Specifically, the lawsuit accuses Cope of tabling La Mesa's various requests to amend race dates thereby "running out the clock" on the license.
La Mesa is seeking an unspecified amount of damages for losses.
In an email statement to The Associated Press, New Mexico Racing Commission Chairman Rob Doughty said the commission couldn't comment on the lawsuit.

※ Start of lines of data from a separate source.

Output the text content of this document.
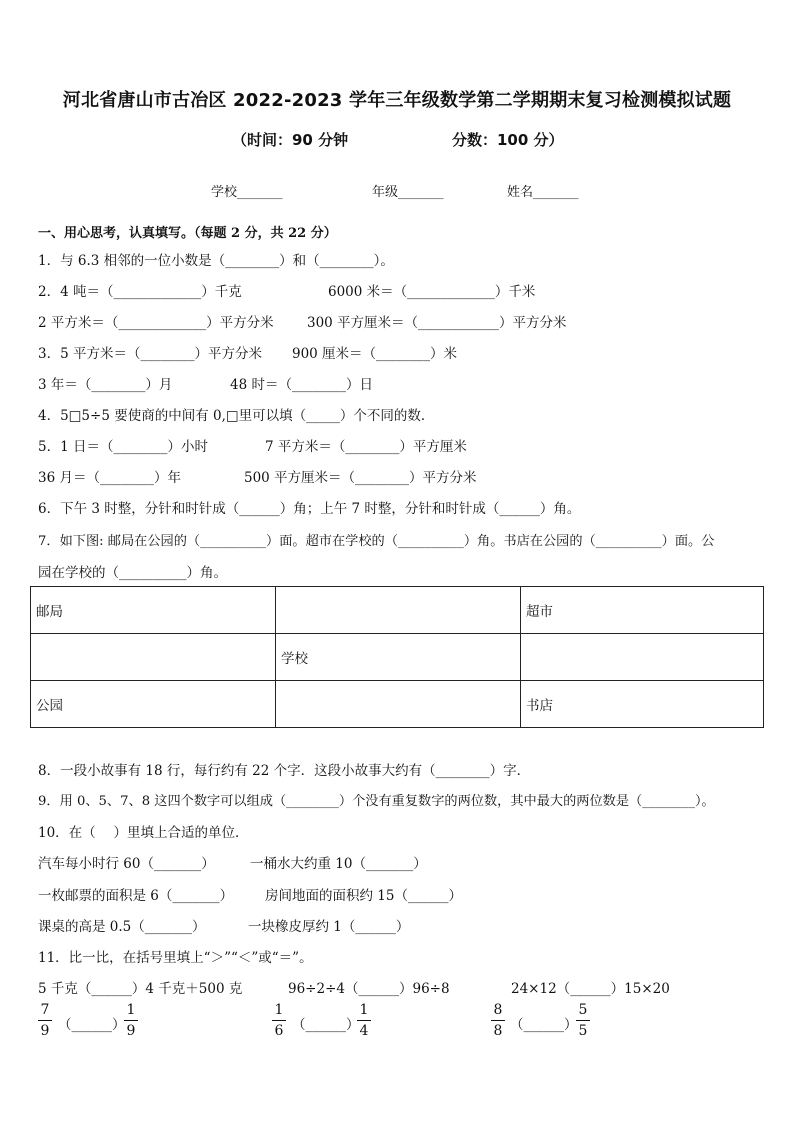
河北省唐山市古冶区 2022-2023 学年三年级数学第二学期期末复习检测模拟试题
（时间：90 分钟	分数：100 分）
学校_______	年级_______	姓名_______
一、用心思考，认真填写。（每题 2 分，共 22 分）
1．与 6.3 相邻的一位小数是（________）和（________）。
2．4 吨＝（_____________）千克	6000 米＝（_____________）千米
2 平方米＝（_____________）平方分米 300 平方厘米＝（____________）平方分米
3．5 平方米＝（________）平方分米 900 厘米＝（________）米
3 年＝（________）月	48 时＝（________）日
4．5□5÷5 要使商的中间有 0,□里可以填（_____）个不同的数．
5．1 日＝（________）小时	7 平方米＝（________）平方厘米
36 月＝（________）年	500 平方厘米＝（________）平方分米
6．下午 3 时整，分针和时针成（______）角；上午 7 时整，分针和时针成（______）角。
7．如下图: 邮局在公园的（__________）面。超市在学校的（__________）角。书店在公园的（__________）面。公
园在学校的（__________）角。
邮局		超市
	学校	
公园		书店
8．一段小故事有 18 行，每行约有 22 个字．这段小故事大约有（________）字．
9．用 0、5、7、8 这四个数字可以组成（________）个没有重复数字的两位数，其中最大的两位数是（________）。
10．在（　 ）里填上合适的单位．
汽车每小时行 60（_______）	一桶水大约重 10（_______）
一枚邮票的面积是 6（_______） 房间地面的面积约 15（______）
课桌的高是 0.5（_______）	一块橡皮厚约 1（______）
11．比一比，在括号里填上“＞”“＜”或“＝”。
5 千克（______）4 千克＋500 克	96÷2÷4（______）96÷8	24×12（______）15×20
7
9 （______）
1
9
1
6 （______）
1
4
8
8 （______）
5
5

But he pointed out the lawsuit stems from actions by a different body.
"This is a different Racing Commission under a different administration from the one that the lawsuit makes allegations against," Doughty said.
No one answered a phone number listed for Cope in Alto.
The lawsuit came after La Mesa spent millions of dollars on the northern New Mexico project originally set to open in May 2010. The promise of the project created much fanfare in Raton during the 2009 groundbreaking, which attracted the hometown trainer of Kentucky Derby winner "Mine That Bird.
The board eventually revoked the license, saying developers failed to open the casino by the target date and didn't show they had adequate financing to complete the racetrack.
In June, the New Mexico Court of Appeals upheld the commission's 2010 decision to nullify the license for electronic slot machines.
Michael Moldenhauer, a real estate developer in the Toronto area, is behind the project that called for a 1-mile oval track with a casino, lounge and entertainment areas.